Sözü uzatmaya gerek yok; Alan’ın kızı Tülin Alan’ın ilk günden itibaren gösterdiği, “MHP’den ses yok… Aday adayı olmama sebebi sabıka kaydı değil…” şeklindeki tepkiler herşeyi özetliyor.
Çok açık ki, Engin Alan aday adayı olmak istiyormuş, ama olmamış. İyi de neden?
MHP Genel Başkan Yardımcısı Celal Adan’ın, Balyoz ve Ergenekon davaları için “darbe” imasında bulunması, Alan’ın kararında bardağı taşıran son damla olduğuna göre, bardağı o noktaya kadar dolduran sebepler nelerdi?
Acaba Alan partideki bir takım yanlışları dillendirdi de bunlara çözüm bulunması yerine yanlışlar ısrarla sürdürüldü mü? Bir anlamda Alan’a, “Seni dikkate almıyoruz” mesajı mı verildi?

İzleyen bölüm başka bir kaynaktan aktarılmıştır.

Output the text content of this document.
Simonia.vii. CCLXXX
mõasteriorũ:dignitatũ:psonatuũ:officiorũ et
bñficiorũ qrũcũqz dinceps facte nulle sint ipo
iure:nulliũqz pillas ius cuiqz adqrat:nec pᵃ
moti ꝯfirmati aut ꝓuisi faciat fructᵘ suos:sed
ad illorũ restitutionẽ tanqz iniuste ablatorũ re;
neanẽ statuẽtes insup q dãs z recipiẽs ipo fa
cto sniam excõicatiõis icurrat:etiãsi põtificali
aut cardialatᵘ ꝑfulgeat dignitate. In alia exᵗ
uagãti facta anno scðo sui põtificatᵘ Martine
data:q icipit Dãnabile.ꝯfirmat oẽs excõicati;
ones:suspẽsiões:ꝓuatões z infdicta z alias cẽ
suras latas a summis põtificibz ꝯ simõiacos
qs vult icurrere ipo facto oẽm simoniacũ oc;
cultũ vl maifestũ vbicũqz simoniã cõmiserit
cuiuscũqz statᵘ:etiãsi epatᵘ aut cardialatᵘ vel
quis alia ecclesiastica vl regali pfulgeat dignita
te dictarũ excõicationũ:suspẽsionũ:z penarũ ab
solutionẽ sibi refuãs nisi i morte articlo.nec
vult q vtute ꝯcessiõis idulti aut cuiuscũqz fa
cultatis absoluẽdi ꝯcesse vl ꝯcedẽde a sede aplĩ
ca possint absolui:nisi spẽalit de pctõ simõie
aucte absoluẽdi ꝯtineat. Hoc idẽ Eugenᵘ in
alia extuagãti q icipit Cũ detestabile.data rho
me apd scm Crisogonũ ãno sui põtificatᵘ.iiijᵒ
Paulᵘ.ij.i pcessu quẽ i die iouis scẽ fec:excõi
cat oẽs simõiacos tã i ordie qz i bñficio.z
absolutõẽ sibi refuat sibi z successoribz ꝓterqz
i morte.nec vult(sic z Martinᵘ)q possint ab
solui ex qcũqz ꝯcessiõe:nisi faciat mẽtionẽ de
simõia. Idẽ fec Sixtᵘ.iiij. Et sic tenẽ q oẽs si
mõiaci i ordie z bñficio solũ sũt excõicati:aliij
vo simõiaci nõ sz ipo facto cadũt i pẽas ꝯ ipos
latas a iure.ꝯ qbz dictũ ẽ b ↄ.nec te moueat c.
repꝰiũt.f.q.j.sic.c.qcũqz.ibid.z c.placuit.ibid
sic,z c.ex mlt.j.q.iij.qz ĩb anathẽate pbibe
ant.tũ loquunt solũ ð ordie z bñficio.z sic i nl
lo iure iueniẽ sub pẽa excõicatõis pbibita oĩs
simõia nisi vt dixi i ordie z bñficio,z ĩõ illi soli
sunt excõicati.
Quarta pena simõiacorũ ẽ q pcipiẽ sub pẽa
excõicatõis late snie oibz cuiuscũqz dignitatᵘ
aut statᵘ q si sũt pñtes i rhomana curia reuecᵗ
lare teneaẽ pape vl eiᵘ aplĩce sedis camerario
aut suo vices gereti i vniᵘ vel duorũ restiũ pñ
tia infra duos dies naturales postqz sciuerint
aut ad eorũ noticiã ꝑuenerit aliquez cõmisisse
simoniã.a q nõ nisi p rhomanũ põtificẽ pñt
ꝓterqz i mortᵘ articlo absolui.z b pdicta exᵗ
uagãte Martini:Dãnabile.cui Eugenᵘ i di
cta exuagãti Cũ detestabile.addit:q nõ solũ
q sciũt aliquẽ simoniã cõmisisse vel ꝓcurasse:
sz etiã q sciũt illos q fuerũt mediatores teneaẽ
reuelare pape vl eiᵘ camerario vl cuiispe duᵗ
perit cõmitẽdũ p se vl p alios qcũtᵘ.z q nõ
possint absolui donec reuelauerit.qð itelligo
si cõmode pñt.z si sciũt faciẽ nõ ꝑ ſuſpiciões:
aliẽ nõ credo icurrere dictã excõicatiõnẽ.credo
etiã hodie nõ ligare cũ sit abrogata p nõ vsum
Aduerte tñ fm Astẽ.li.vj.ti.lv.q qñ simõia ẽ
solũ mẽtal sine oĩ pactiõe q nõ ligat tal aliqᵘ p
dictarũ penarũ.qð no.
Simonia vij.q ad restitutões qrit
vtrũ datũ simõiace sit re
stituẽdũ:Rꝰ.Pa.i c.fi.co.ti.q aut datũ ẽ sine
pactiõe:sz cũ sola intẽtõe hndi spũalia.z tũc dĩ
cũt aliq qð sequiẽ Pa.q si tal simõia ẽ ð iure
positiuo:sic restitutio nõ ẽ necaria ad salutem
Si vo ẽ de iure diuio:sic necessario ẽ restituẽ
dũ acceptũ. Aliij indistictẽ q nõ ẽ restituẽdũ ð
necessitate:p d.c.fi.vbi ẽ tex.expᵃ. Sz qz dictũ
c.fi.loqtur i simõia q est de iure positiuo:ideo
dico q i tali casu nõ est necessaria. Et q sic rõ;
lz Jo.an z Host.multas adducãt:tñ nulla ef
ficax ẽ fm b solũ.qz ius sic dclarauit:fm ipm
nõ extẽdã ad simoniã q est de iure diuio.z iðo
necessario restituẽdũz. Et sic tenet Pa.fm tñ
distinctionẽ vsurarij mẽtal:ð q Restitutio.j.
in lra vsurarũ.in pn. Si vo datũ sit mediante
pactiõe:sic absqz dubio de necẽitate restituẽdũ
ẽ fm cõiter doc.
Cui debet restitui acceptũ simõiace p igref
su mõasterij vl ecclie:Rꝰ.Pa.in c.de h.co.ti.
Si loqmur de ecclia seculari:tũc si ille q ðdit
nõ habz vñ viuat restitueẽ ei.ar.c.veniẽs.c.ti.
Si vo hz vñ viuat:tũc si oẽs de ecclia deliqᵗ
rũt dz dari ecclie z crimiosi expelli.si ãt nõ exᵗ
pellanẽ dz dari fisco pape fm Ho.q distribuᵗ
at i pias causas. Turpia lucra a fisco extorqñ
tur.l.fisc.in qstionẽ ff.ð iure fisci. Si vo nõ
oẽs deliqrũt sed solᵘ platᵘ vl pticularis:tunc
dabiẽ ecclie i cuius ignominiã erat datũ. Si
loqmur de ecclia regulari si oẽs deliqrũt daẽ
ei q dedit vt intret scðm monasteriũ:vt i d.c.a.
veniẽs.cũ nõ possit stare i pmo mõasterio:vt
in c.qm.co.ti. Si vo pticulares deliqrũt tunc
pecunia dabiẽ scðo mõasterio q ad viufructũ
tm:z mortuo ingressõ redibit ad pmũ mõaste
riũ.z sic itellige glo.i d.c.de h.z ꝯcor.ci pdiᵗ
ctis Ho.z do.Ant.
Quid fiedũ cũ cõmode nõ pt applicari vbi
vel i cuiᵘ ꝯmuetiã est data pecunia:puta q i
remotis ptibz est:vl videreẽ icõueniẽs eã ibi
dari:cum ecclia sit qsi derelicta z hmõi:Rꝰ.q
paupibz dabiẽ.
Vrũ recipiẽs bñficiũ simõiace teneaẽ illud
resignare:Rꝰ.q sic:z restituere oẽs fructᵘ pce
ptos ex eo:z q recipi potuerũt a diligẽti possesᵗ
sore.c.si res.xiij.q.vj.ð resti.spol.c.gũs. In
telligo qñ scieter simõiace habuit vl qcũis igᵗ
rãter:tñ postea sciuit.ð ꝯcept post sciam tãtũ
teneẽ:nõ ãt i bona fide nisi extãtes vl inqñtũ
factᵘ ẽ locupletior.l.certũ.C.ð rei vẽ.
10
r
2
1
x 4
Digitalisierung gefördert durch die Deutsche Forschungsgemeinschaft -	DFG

Ve Engin Alan’ın daha hapisteyken her görüşten insanın sevgi ve saygısını kazanmış, partinin kitleler önündeki yüzü olması mı birilerini rahatsız etti?
-Sinan Oğan Olayı-
MHP’nin bir diğer popüler yüzü Iğdır Milletvekili Sinan Oğan da adaylık başvurusu yapmadı. Oysa Türkmenler başta olmak üzere Orta Asya konularında en uzman ve en ses getiren çıkışları yapan, PKK-HDP konusunda da en etkili mesajları veren isimdi. Hepsi bir yana Ermeni soykırım iftiralarının 100’üncü yılında, bu konudaki uzmanlığı ile en fazla ihtiyaç duyulacak isimlerin başında geliyordu.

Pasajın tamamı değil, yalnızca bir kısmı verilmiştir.